Kabaca 4 milyar yıl önce Dünya’da, “yaşam” dediğimiz şeyin başlangıcı göründü. Kendini eşleme ve doğal seçilim, nihayetinde basit organizmaların, DNA molekülü gibi moleküler modellerde kodlanmış bilgi geliştirmesine ve bu bilgiyi aktarmasına izin vererek, gittikçe artan karmaşık moleküler modellerin evrimini kolaylaştırdı. Bu genetik modeller gezegenimizdeki tüm biyolojik yaşamın temelini oluşturdu.
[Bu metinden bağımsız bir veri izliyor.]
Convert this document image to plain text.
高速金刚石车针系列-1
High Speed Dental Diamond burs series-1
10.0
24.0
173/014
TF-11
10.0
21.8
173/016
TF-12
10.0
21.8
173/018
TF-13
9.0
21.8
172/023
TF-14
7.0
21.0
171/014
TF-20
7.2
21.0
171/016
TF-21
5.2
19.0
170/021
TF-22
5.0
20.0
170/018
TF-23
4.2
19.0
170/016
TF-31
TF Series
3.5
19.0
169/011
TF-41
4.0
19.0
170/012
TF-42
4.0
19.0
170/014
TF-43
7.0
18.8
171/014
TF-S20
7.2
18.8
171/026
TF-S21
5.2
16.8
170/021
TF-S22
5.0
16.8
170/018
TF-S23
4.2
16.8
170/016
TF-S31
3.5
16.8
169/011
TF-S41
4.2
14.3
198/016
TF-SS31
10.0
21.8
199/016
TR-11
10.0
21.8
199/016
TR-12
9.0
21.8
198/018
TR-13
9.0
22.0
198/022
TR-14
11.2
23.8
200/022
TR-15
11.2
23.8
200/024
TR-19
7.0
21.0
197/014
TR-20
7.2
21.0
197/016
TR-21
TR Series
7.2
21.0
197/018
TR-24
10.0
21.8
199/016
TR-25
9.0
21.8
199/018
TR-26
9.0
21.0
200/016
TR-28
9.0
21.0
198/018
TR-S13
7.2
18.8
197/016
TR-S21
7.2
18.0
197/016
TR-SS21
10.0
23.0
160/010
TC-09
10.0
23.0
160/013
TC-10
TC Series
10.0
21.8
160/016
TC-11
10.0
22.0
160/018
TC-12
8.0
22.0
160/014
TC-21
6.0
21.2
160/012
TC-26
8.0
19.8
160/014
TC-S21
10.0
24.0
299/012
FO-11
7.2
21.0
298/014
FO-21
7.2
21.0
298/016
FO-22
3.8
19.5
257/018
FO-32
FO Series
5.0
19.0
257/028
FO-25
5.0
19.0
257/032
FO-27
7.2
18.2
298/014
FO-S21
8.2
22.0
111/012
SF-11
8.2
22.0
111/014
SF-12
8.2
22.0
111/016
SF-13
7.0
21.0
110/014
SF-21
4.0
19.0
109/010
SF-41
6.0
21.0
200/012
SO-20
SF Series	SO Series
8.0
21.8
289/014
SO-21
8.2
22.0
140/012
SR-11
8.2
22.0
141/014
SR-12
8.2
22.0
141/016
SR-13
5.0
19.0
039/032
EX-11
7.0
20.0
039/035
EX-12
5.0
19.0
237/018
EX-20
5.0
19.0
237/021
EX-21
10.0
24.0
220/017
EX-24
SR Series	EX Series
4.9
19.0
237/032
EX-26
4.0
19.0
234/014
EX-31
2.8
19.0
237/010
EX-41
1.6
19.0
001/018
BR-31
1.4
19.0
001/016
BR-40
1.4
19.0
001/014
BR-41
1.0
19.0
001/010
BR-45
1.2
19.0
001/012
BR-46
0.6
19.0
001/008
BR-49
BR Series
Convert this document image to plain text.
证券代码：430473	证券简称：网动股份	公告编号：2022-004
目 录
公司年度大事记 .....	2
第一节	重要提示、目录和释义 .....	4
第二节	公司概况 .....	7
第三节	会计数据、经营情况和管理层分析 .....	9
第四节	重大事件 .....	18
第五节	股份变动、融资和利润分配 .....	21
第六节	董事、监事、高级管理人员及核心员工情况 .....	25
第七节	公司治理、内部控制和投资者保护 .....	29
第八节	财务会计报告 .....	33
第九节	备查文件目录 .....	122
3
Standart evrimsel hikaye, zamanla modellerin ayrı genler – etkin olarak birleşmek ve üremek için herbir tür tarafından kullanılmış aletler – içersinde bir araya geldiğini anlatır. Bu hikaye şuan yanlış görünüyor: oldukça sık ifade edildikleri gibi, genler kendi oluşturdukları türlerine hizmetçi gibi davranmazlar. Richard Dawkins’in 1979 yılında yayımladığı kitabı Bencil Gen‘de açıkladığı gibi, organizma kendini çoğaltmak için geni kullanmaz. Gen, daha ziyade, üreme için ev sahibi olarak organizmayı kullanır. Bu hemen göze çarpmayan, hatta eleştirel bir – bu iktidar-ilişkisinde gen organizma üzerinde kontrol kullanır – ilişki yaratır. Pek çok insan bunu genlerimizin bizi araç olarak kullandıkları ürkütücü bir farkındalık olarak deneyimler – bizi kontrol eden gen!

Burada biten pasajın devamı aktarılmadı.